Who is named on the birth certificate?
The surrogate, regardless of which type of surrogacy is used, will be the legal birth mother of the child. Therefore, the surrogate will be named on the birth certificate. This cannot be altered. If the surrogate is married or in a civil partnership at the time of birth, then her spouse or civil partnership will also be named on the birth certificate as the child’s legal father/second parent. If the surrogate is single, then one of the intended parents may be named on the initial birth certificate alongside the surrogate, however, this will depend on numerous factors.
Ultimately, however, this means that the intended parents will not be fully recognised, from a legal stand point, as the child’s legal parents at birth. Therefore, the intended parents will need to apply for a Parental Order once the child is born. Once the Parental Order is granted, the intended parents will be able to apply for a new birth certificate recording them as the legal parents of the child.

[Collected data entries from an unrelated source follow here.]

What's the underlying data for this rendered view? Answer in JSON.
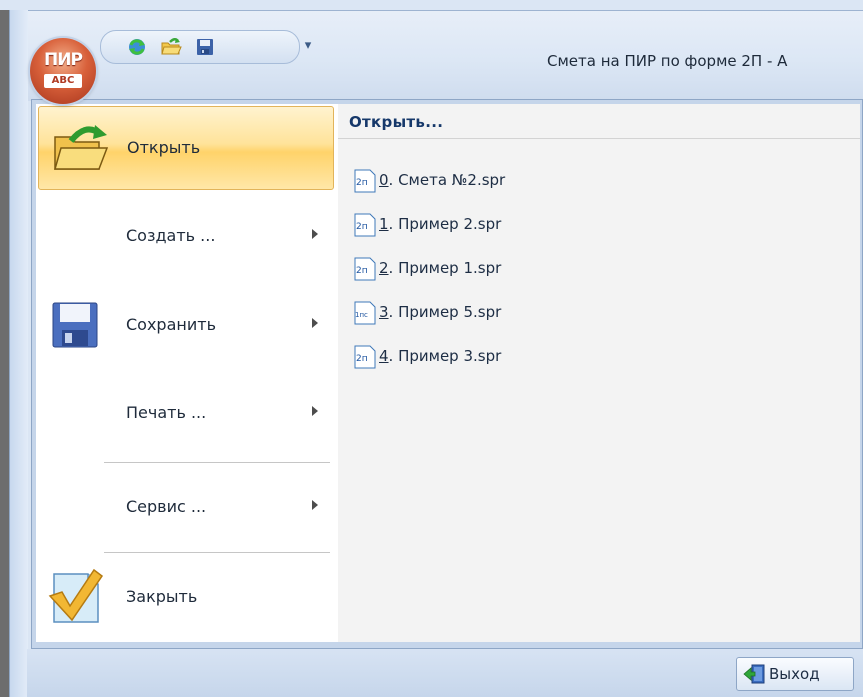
{
  "window": {
    "title": "Смета на ПИР по форме 2П - А"
  },
  "app_button": {
    "logo_top": "ПИР",
    "logo_bottom": "АВС"
  },
  "quick_access": {
    "items": [
      {
        "name": "refresh-icon"
      },
      {
        "name": "open-folder-icon"
      },
      {
        "name": "save-icon"
      }
    ],
    "dropdown_glyph": "▾"
  },
  "menu": {
    "items": [
      {
        "label": "Открыть",
        "icon": "open-folder-icon",
        "has_submenu": false,
        "active": true
      },
      {
        "label": "Создать ...",
        "icon": "",
        "has_submenu": true,
        "active": false
      },
      {
        "label": "Сохранить",
        "icon": "floppy-disk-icon",
        "has_submenu": true,
        "active": false
      },
      {
        "label": "Печать ...",
        "icon": "",
        "has_submenu": true,
        "active": false
      },
      {
        "label": "Сервис ...",
        "icon": "",
        "has_submenu": true,
        "active": false
      },
      {
        "label": "Закрыть",
        "icon": "checkmark-document-icon",
        "has_submenu": false,
        "active": false
      }
    ]
  },
  "recent": {
    "header": "Открыть...",
    "items": [
      {
        "num": "0",
        "text": ". Смета №2.spr",
        "badge": "2п"
      },
      {
        "num": "1",
        "text": ". Пример 2.spr",
        "badge": "2п"
      },
      {
        "num": "2",
        "text": ". Пример 1.spr",
        "badge": "2п"
      },
      {
        "num": "3",
        "text": ". Пример 5.spr",
        "badge": "1пс"
      },
      {
        "num": "4",
        "text": ". Пример 3.spr",
        "badge": "2п"
      }
    ]
  },
  "footer": {
    "exit_label": "Выход"
  },
  "colors": {
    "accent": "#ffd36a",
    "frame": "#c5d5ea",
    "header_text": "#16386a"
  }
}
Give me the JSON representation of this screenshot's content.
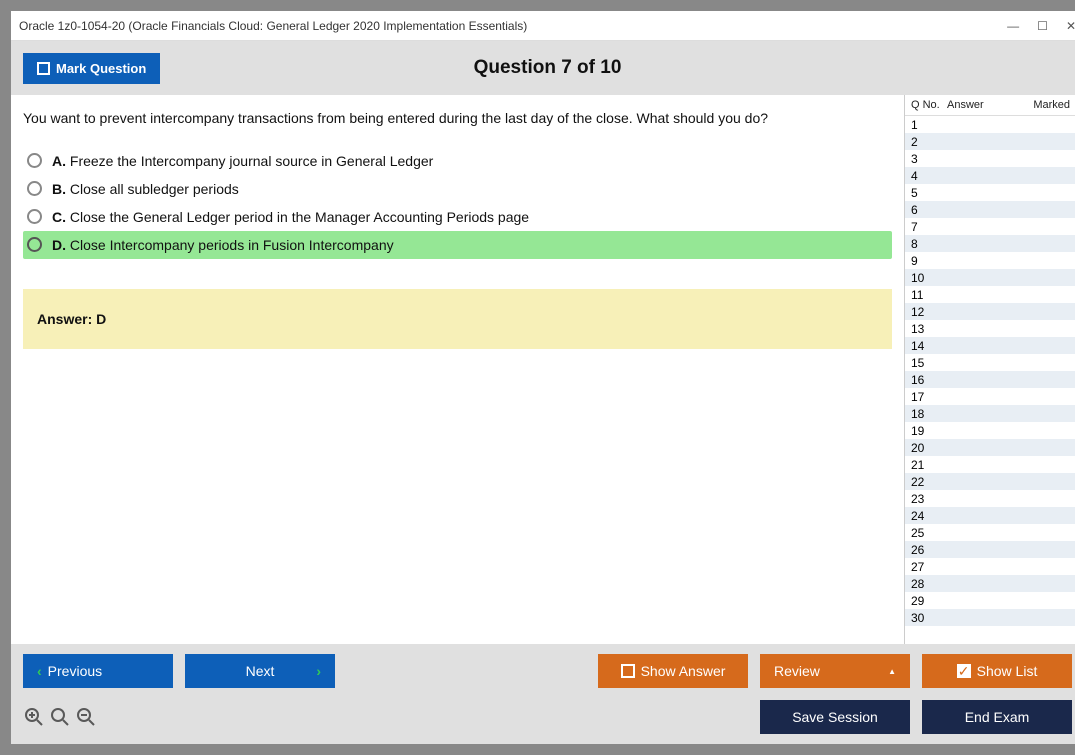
{
  "window": {
    "title": "Oracle 1z0-1054-20 (Oracle Financials Cloud: General Ledger 2020 Implementation Essentials)"
  },
  "header": {
    "mark_label": "Mark Question",
    "counter": "Question 7 of 10"
  },
  "question": {
    "text": "You want to prevent intercompany transactions from being entered during the last day of the close. What should you do?",
    "options": [
      {
        "letter": "A.",
        "text": "Freeze the Intercompany journal source in General Ledger",
        "selected": false
      },
      {
        "letter": "B.",
        "text": "Close all subledger periods",
        "selected": false
      },
      {
        "letter": "C.",
        "text": "Close the General Ledger period in the Manager Accounting Periods page",
        "selected": false
      },
      {
        "letter": "D.",
        "text": "Close Intercompany periods in Fusion Intercompany",
        "selected": true
      }
    ],
    "answer_label": "Answer: D"
  },
  "sidebar": {
    "col1": "Q No.",
    "col2": "Answer",
    "col3": "Marked",
    "row_count": 30
  },
  "footer": {
    "previous": "Previous",
    "next": "Next",
    "show_answer": "Show Answer",
    "review": "Review",
    "show_list": "Show List",
    "save_session": "Save Session",
    "end_exam": "End Exam"
  }
}
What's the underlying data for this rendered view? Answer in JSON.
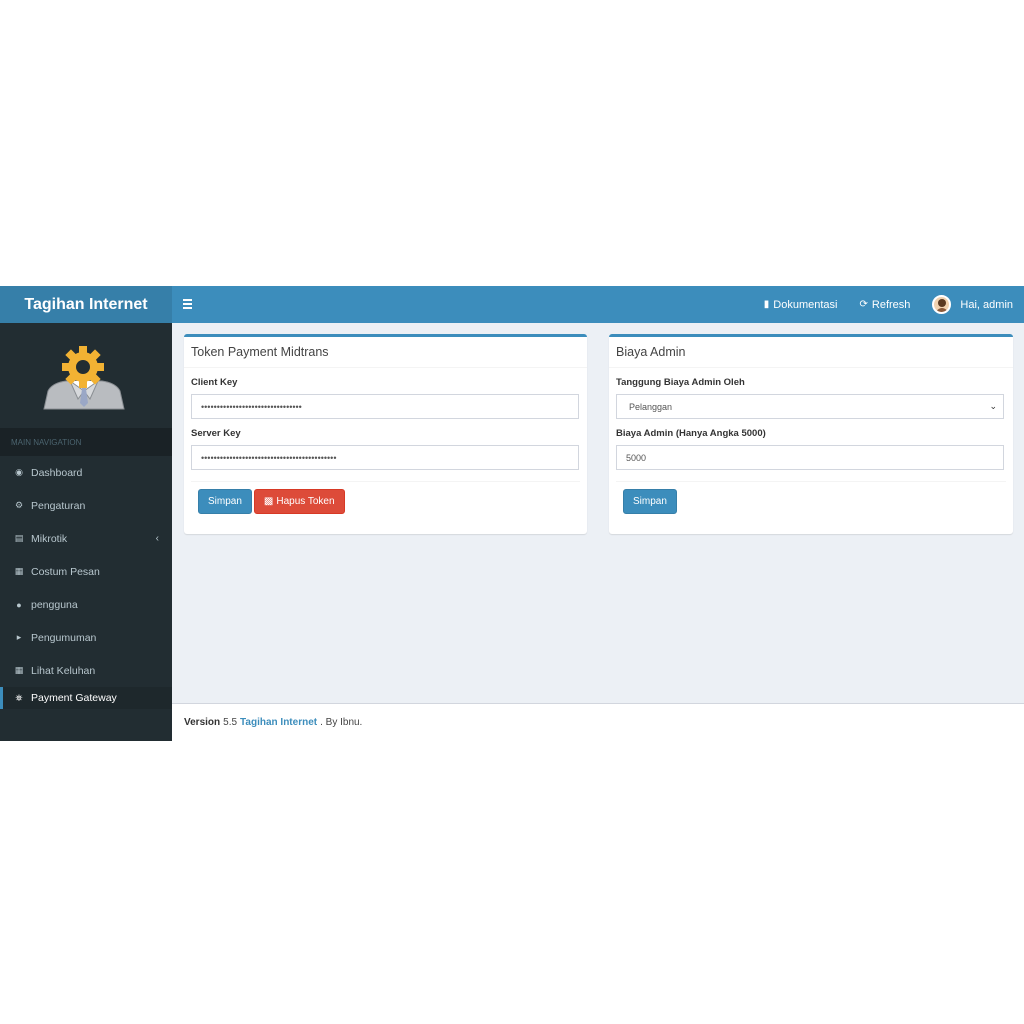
{
  "header": {
    "logo": "Tagihan Internet",
    "docs_label": "Dokumentasi",
    "refresh_label": "Refresh",
    "user_label": "Hai, admin"
  },
  "sidebar": {
    "nav_header": "MAIN NAVIGATION",
    "items": [
      {
        "label": "Dashboard",
        "icon": "dashboard-icon"
      },
      {
        "label": "Pengaturan",
        "icon": "gear-icon"
      },
      {
        "label": "Mikrotik",
        "icon": "server-icon"
      },
      {
        "label": "Costum Pesan",
        "icon": "file-icon"
      },
      {
        "label": "pengguna",
        "icon": "users-icon"
      },
      {
        "label": "Pengumuman",
        "icon": "volume-icon"
      },
      {
        "label": "Lihat Keluhan",
        "icon": "file-icon"
      },
      {
        "label": "Payment Gateway",
        "icon": "bank-icon"
      }
    ]
  },
  "token_box": {
    "title": "Token Payment Midtrans",
    "client_key_label": "Client Key",
    "client_key_value": "••••••••••••••••••••••••••••••••",
    "server_key_label": "Server Key",
    "server_key_value": "•••••••••••••••••••••••••••••••••••••••••••",
    "save_label": "Simpan",
    "delete_label": "Hapus Token"
  },
  "admin_box": {
    "title": "Biaya Admin",
    "bearer_label": "Tanggung Biaya Admin Oleh",
    "bearer_value": "Pelanggan",
    "fee_label": "Biaya Admin (Hanya Angka 5000)",
    "fee_value": "5000",
    "save_label": "Simpan"
  },
  "footer": {
    "version_label": "Version",
    "version_number": "5.5",
    "app_name": "Tagihan Internet",
    "suffix": ". By Ibnu."
  },
  "colors": {
    "primary": "#3c8dbc",
    "danger": "#dd4b39",
    "sidebar": "#222d32"
  }
}
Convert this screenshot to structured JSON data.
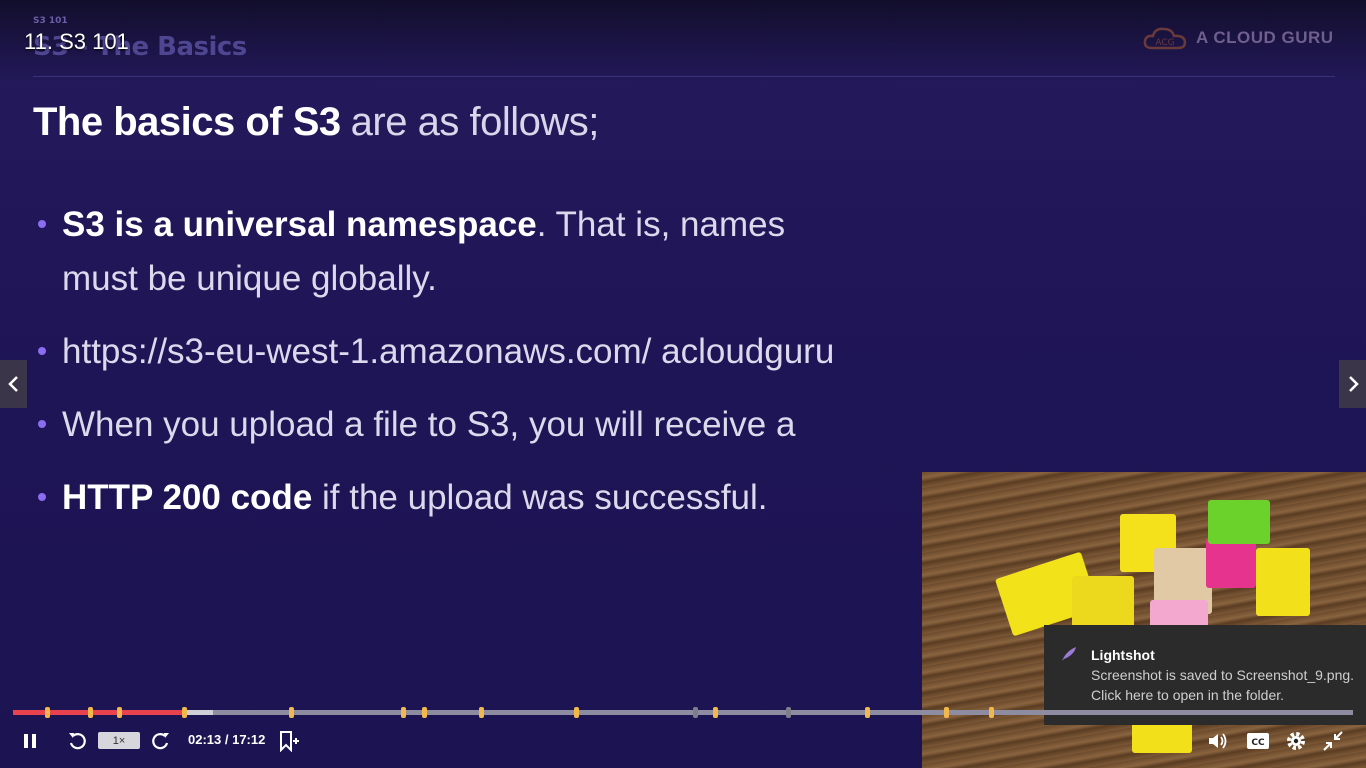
{
  "video": {
    "title": "11. S3 101"
  },
  "slide": {
    "crumb": "S3 101",
    "heading": "S3 - The Basics",
    "brand": "A CLOUD GURU",
    "title_bold": "The basics of S3",
    "title_rest": "are as follows;",
    "bullets": [
      {
        "bold": "S3 is a universal namespace",
        "text": ". That is, names must be unique globally."
      },
      {
        "bold": "",
        "text": "https://s3-eu-west-1.amazonaws.com/ acloudguru"
      },
      {
        "bold": "",
        "text": "When you upload a file to S3, you will receive a"
      },
      {
        "bold": "HTTP 200 code",
        "text": " if the upload was successful."
      }
    ]
  },
  "toast": {
    "title": "Lightshot",
    "line1": "Screenshot is saved to Screenshot_9.png.",
    "line2": "Click here to open in the folder."
  },
  "player": {
    "speed": "1×",
    "time": "02:13 / 17:12",
    "progress_played_fraction": 0.128,
    "progress_buffered_fraction": 0.149,
    "colors": {
      "played": "#e8424f",
      "marker": "#f2b84b"
    }
  },
  "icons": {
    "pause": "pause-icon",
    "rewind": "rewind-icon",
    "forward": "forward-icon",
    "bookmark": "bookmark-add-icon",
    "volume": "volume-icon",
    "captions": "captions-icon",
    "settings": "settings-icon",
    "exit_fullscreen": "exit-fullscreen-icon",
    "prev": "chevron-left-icon",
    "next": "chevron-right-icon"
  }
}
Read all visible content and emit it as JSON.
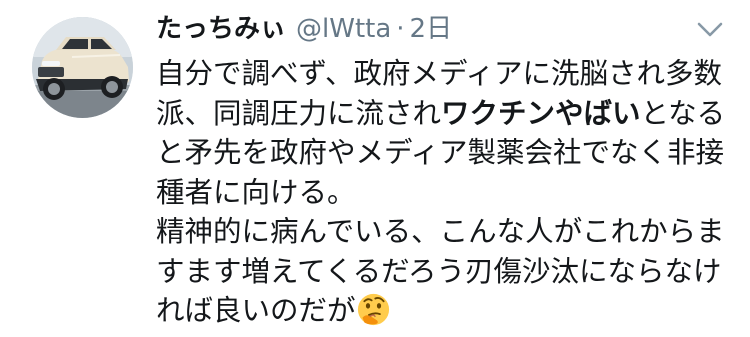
{
  "tweet": {
    "display_name": "たっちみぃ",
    "handle": "@lWtta",
    "separator": "·",
    "time": "2日",
    "lines": [
      {
        "pre": "自分で調べず、政府メディアに洗脳され多数",
        "bold": "",
        "post": ""
      },
      {
        "pre": "派、同調圧力に流され",
        "bold": "ワクチンやばい",
        "post": "となる"
      },
      {
        "pre": "と矛先を政府やメディア製薬会社でなく非接",
        "bold": "",
        "post": ""
      },
      {
        "pre": "種者に向ける。",
        "bold": "",
        "post": ""
      },
      {
        "pre": "精神的に病んでいる、こんな人がこれからま",
        "bold": "",
        "post": ""
      },
      {
        "pre": "すます増えてくるだろう刃傷沙汰にならなけ",
        "bold": "",
        "post": ""
      },
      {
        "pre": "れば良いのだが",
        "bold": "",
        "post": ""
      }
    ],
    "emoji_name": "thinking-face-emoji"
  },
  "icons": {
    "caret": "chevron-down-icon",
    "avatar": "suv-car-photo"
  },
  "colors": {
    "text": "#14171a",
    "secondary": "#657786",
    "background": "#ffffff",
    "emoji_face": "#ffcc4d"
  }
}
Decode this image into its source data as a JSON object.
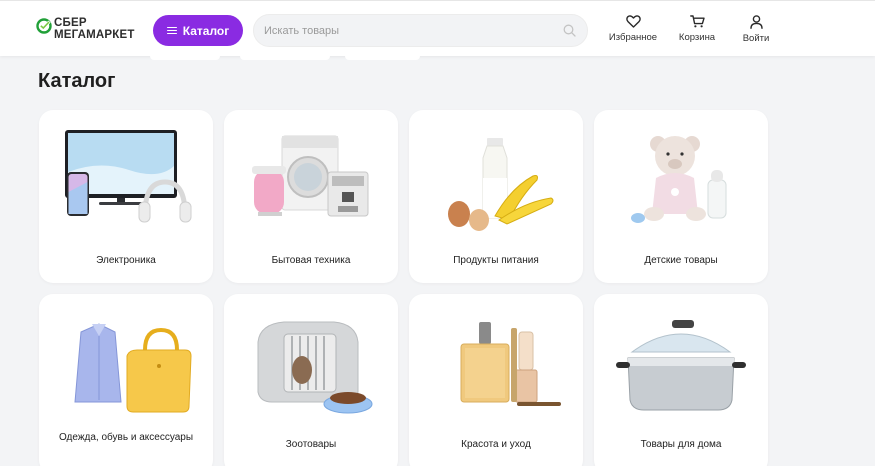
{
  "header": {
    "logo": {
      "line1": "СБЕР",
      "line2": "МЕГАМАРКЕТ",
      "mark_color": "#21a038"
    },
    "catalog_button": {
      "label": "Каталог",
      "icon": "menu-icon",
      "color": "#8a2be2"
    },
    "search": {
      "placeholder": "Искать товары",
      "value": "",
      "icon": "search-icon"
    },
    "actions": [
      {
        "label": "Избранное",
        "icon": "heart-icon"
      },
      {
        "label": "Корзина",
        "icon": "cart-icon"
      },
      {
        "label": "Войти",
        "icon": "user-icon"
      }
    ]
  },
  "main": {
    "title": "Каталог",
    "categories": [
      {
        "label": "Электроника",
        "image": "electronics"
      },
      {
        "label": "Бытовая техника",
        "image": "home-appliances"
      },
      {
        "label": "Продукты питания",
        "image": "food"
      },
      {
        "label": "Детские товары",
        "image": "kids"
      },
      {
        "label": "Одежда, обувь и аксессуары",
        "image": "clothing"
      },
      {
        "label": "Зоотовары",
        "image": "pets"
      },
      {
        "label": "Красота и уход",
        "image": "beauty"
      },
      {
        "label": "Товары для дома",
        "image": "home-goods"
      }
    ]
  }
}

What if a Surrogacy Agreement is made?
Surrogacy in the UK can be significantly problematic due to the uncertainty stemming from lack of legislation. While the intended parents can have a Surrogacy Agreement drawn up at any point during the gestation, it is vital to note that these agreements are not legally enforceable in the UK. This means that should one party change their mind, they not, from a legal stand point, be in breach.
Why is this problematic?
The lack of enforceability of the Surrogacy Agreement means that both the surrogate and the intended parents can change their mind about the child at any point. The surrogate can decide to keep the child if she wishes. As she will be the legal mother on the birth certificate, and her consent is required for the intended parents to apply for a Parental Order, the surrogate cannot be forced to handover the child. Similarly, the intended parents can decide they no longer want the child. As they have no legal rights or parental responsibility for the child at birth, they cannot be forced to take the child if they no longer wish no, which in turn will force the surrogate to take responsibility. Therefore, by making Surrogacy Agreements unenforceable, neither the intended parents not the surrogate have any certainty about their relationship to the child or their obligations to each other.